Escuto o barulho da água caindo e imagino que seja Levi tomando banho. Pego meu colchão que estava guardado em baixo da cama de Levi e começo a cubri-lo com um pano azulado. Jogo um dos travesseiros, que estava na cama do baixinho, em cima da minha e pego um lençol branco para me cobrir. Fico esperando Levi sair do banheiro para que eu possa usá-lo.

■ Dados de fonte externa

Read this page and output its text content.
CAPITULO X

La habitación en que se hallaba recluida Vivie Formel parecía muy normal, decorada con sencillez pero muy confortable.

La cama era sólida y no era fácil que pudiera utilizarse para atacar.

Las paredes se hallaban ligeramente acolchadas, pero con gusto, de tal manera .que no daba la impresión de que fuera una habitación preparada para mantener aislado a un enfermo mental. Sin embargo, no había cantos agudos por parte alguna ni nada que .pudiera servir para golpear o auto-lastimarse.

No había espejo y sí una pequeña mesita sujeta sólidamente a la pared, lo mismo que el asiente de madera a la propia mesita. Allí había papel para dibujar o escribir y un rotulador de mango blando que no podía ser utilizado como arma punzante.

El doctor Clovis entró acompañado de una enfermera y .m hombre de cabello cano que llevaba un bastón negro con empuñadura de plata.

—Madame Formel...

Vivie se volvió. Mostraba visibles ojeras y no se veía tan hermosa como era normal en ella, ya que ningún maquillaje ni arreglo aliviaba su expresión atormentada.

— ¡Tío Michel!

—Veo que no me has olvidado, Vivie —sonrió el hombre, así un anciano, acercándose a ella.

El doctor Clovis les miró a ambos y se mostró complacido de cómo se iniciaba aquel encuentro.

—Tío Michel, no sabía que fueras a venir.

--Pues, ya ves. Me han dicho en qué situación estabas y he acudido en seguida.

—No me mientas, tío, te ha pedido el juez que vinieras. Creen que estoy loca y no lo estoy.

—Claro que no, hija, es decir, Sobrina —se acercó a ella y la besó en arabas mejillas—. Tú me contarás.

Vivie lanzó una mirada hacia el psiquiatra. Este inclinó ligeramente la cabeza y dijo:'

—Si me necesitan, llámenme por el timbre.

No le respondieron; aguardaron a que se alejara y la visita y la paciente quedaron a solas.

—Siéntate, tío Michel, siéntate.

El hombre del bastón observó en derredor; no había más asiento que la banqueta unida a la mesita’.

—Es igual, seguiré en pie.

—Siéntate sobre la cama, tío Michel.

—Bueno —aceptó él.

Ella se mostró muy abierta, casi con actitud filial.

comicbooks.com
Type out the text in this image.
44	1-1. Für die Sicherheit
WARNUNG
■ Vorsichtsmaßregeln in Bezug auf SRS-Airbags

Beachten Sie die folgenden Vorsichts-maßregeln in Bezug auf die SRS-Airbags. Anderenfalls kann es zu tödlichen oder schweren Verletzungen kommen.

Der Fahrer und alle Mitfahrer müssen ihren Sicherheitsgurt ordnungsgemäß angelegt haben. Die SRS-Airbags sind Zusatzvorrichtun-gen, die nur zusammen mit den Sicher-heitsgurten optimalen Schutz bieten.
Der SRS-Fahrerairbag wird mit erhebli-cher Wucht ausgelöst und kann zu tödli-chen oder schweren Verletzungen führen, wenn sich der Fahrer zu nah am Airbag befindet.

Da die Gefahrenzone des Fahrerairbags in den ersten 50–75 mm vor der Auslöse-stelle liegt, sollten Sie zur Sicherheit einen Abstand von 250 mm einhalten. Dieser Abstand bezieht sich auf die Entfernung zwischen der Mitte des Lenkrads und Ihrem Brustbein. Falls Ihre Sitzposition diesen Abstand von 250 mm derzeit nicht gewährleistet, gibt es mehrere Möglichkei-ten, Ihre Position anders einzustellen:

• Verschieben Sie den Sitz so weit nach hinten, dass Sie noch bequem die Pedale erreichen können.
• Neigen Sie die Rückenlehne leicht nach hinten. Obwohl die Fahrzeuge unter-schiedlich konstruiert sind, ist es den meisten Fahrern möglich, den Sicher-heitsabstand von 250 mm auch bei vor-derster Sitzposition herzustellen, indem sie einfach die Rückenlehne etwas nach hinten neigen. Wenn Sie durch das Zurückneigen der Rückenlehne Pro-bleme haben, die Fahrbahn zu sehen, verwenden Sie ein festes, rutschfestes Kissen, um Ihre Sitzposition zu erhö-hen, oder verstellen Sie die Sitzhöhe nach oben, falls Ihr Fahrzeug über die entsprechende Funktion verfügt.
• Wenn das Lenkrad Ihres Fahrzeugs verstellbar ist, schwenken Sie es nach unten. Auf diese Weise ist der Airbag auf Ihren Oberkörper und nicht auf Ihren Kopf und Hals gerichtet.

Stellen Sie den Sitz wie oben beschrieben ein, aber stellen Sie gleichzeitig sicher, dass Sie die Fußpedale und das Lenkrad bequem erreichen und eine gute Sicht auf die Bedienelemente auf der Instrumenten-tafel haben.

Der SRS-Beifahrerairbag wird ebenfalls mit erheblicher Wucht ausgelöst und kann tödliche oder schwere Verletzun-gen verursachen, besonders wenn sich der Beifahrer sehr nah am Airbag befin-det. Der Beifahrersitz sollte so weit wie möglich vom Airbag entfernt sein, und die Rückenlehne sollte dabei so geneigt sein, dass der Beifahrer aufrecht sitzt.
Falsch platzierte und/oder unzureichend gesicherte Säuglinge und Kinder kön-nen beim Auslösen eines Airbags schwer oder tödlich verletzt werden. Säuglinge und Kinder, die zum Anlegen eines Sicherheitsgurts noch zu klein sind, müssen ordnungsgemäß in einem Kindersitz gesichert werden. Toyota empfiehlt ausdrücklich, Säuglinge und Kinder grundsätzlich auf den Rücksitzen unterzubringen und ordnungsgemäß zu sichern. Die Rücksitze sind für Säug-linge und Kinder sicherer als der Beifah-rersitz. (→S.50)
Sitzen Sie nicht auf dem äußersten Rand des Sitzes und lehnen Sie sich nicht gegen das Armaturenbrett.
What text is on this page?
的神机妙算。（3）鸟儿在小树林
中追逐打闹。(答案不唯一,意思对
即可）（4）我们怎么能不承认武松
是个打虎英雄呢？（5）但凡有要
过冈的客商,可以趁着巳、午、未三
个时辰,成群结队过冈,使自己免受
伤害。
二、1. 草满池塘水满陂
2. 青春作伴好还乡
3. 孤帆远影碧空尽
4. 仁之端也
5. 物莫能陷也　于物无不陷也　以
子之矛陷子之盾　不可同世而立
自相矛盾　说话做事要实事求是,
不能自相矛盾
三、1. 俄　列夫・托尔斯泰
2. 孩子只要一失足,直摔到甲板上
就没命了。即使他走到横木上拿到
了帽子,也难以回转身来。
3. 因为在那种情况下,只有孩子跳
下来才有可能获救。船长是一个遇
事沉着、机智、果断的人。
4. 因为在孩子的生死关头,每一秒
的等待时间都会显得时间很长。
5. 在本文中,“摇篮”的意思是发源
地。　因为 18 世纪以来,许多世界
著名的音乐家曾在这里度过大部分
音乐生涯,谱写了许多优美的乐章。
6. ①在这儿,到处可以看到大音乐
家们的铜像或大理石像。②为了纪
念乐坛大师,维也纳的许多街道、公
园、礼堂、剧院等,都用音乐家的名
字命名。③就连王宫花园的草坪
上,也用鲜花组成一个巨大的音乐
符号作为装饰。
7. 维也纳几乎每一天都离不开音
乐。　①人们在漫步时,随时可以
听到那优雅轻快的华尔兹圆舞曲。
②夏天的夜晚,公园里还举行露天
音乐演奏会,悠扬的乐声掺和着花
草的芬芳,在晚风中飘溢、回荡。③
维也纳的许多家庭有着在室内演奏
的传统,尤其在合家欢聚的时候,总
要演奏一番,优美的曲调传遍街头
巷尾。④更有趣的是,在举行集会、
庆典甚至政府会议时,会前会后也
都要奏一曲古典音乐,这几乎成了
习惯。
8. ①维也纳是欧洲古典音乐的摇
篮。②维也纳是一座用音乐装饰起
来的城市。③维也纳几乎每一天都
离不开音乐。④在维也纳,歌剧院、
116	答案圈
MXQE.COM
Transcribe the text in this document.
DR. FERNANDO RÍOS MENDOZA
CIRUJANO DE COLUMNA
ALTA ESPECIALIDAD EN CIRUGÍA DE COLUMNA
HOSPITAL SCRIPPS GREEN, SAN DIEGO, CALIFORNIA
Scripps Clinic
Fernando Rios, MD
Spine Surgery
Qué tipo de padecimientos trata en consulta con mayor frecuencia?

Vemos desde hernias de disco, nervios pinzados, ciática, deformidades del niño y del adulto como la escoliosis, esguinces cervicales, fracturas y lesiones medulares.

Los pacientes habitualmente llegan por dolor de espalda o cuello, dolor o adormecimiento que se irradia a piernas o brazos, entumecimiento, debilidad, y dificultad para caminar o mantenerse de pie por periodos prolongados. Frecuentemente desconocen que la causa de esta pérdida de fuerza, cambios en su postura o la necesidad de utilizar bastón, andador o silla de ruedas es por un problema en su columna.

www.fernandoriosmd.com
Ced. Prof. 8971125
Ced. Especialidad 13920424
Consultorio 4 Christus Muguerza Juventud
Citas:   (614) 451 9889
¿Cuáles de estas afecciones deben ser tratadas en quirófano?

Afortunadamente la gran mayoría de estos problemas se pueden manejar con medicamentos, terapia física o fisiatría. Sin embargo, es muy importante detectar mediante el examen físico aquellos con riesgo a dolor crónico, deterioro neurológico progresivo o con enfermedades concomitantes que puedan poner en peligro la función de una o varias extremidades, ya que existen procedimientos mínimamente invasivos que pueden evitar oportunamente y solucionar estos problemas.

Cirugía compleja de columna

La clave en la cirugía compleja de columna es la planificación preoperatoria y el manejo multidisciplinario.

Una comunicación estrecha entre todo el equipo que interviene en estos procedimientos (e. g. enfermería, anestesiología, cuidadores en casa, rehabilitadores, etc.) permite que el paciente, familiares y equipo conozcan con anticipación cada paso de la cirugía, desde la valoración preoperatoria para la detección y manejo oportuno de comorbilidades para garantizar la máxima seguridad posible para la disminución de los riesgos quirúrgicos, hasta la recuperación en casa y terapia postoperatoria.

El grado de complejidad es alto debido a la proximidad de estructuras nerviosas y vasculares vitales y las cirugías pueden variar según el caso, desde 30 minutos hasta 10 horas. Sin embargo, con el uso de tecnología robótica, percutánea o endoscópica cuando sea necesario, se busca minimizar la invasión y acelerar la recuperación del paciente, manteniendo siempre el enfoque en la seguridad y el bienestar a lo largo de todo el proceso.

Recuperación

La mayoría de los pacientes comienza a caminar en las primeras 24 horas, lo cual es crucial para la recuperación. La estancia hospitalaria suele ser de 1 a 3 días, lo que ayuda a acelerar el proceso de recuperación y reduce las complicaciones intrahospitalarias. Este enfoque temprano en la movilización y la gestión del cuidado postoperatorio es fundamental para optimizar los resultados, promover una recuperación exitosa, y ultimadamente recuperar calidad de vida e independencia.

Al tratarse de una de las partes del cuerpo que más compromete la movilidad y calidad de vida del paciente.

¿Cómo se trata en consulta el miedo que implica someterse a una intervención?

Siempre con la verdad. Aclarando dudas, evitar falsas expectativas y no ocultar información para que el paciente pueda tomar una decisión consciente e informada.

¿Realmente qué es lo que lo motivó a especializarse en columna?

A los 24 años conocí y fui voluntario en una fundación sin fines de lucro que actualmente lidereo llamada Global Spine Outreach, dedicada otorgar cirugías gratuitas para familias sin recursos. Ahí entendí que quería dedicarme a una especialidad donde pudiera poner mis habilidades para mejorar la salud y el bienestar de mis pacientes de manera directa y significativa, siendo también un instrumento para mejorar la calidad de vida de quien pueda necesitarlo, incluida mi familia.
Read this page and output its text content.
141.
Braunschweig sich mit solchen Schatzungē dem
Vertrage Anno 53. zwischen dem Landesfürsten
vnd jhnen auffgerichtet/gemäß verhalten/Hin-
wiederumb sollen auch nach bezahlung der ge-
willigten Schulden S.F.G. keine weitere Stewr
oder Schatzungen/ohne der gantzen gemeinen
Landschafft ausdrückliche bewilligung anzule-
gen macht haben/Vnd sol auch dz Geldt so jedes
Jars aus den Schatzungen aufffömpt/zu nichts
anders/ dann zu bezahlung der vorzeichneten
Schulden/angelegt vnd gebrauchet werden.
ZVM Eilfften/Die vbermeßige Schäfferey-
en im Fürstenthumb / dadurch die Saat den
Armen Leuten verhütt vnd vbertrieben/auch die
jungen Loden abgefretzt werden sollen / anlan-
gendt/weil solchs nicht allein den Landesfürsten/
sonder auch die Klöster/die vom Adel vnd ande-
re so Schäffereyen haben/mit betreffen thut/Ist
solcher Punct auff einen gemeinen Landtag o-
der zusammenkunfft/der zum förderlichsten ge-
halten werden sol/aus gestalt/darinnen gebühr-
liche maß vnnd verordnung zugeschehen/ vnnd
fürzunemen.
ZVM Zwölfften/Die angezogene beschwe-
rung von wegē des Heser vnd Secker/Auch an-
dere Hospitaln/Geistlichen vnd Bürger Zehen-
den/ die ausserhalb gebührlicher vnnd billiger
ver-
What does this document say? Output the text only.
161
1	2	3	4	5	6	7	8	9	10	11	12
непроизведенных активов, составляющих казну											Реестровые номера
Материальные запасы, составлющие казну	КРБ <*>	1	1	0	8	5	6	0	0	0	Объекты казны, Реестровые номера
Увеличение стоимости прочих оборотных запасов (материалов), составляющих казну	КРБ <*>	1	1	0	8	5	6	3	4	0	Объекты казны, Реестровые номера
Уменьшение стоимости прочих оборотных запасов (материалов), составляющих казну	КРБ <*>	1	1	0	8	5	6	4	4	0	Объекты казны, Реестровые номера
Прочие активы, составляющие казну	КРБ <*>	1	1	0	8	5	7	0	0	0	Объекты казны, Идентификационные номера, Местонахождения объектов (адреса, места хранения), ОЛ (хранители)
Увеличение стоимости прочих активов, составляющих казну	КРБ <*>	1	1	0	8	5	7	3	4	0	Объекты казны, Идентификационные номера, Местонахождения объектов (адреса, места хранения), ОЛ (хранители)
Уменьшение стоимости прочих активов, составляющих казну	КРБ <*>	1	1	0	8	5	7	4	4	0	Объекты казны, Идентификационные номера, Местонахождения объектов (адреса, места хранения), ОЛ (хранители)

Em alguns minutos ele sai. Seu cabelo, ainda bem molhado, caia sobre seu rosto de pele clara. As gotas de água ainda desciam sobre seu corpo até o abdômen e sumiam na toalha branca que só cobria a parte de baixo. Ele usava uma toalha mais pequena para tentar enxugar seu cabelo, mas falhava miseravelmente. Olhando seu corpo agora, percebo o quão coberto por músculos ele é, embora seja tão baixo. Nenhuma das roupas que ele usava destacavam isso, muito pelo contrário, só o faz parecer mais com um adolescente que nunca fez exercícios na vida.

- Parece que é você quem está obcecada por mim. - Sua fala me tira do transe e percebo que estou olhando demais.

- Eu não sou obcecada por você, idiota. - Acabo duvidando das minhas próprias palavras.

- Então porque está me encarando?

- Eu não estava te encarando. - Ele me olha e começa a andar em minha direção ficando a meio metro de distância.

- Sim, você estava. - Eu reviro os olhos, mas em menos de um segundo Levi coloca suas mãos por trás da minha cabeça e puxa meu cabelo me fazendo chegar perto de seu rosto ao ponto de sentir sua respiração quente. - Não revirei os olhos para mim. Eu sou seu capitão.

Ele me solta, mas continua me encarando.

- Não sabia que você era de ouro. - Falo enquanto passo a mão pela minha cabeça para tentar amenizar a dor.

- O que quer dizer com isso? - Ele pergunta de forma curiosa.

- Nada. - Me viro de costas e vou para o banheiro.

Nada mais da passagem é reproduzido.